Bologna defender Nicolò Casale and his backline conceded twice at the Dall'Ara on Sunday as Roma claimed a 2-0 victory, deepening a season-long pattern of defensive fragility that has kept Vincenzo Italiano's side anchored in the bottom half of Serie A.
The result matters beyond a single afternoon. Bologna now sit ninth with 48 points from 34 matches — a record of 14 wins, six draws and 14 defeats — having conceded 41 goals across the campaign. That tally, almost perfectly mirroring their 42 scored, tells the story of a team that cannot consistently hold what it earns.
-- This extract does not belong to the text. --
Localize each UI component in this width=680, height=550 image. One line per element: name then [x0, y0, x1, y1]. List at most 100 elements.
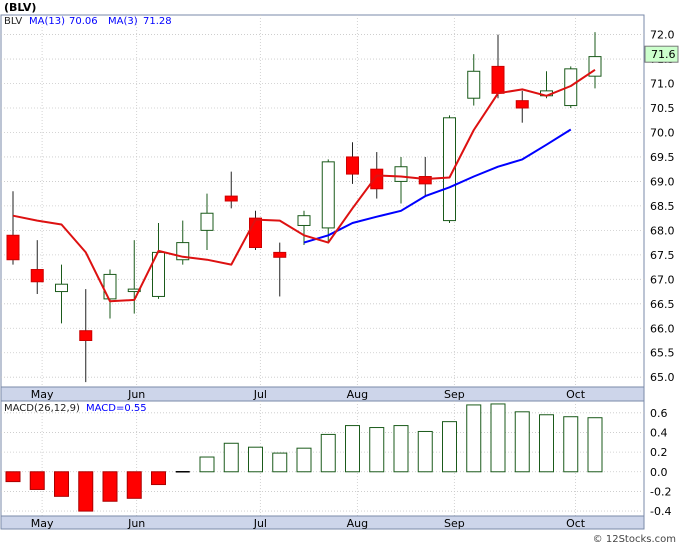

For Casale, a centre-back whose primary function is to prevent exactly this kind of outcome, the numbers offer little cover.
The 28-year-old has featured in 12 Serie A matches this season, contributing zero goals and zero assists, with an average rating of 6.60. That figure sits in the functional-but-unremarkable range for a defender, and his AI Overall score of 55 out of a possible 100 — with a projected ceiling of 62 — suggests the platform for significant improvement exists but has not yet been activated. A defender rated at his ceiling would need to anchor a backline that concedes at a meaningfully lower rate; 41 goals against in 34 games is not that backline.
Director Claudio Fenucci's recent public commitment to continuing with Italiano signals institutional stability, which matters when a squad is navigating a difficult run. But stability of personnel is not the same as stability of defensive structure. Roma, arriving at the Dall'Ara with their own turbulence — Claudio Ranieri's dismissal and Paulo Dybala only returning to the bench — still found the net twice without reply.
With the season entering its final stretch, Casale's next appearances will determine whether his 6.60 average represents a floor he can rise from, or a ceiling he cannot break through.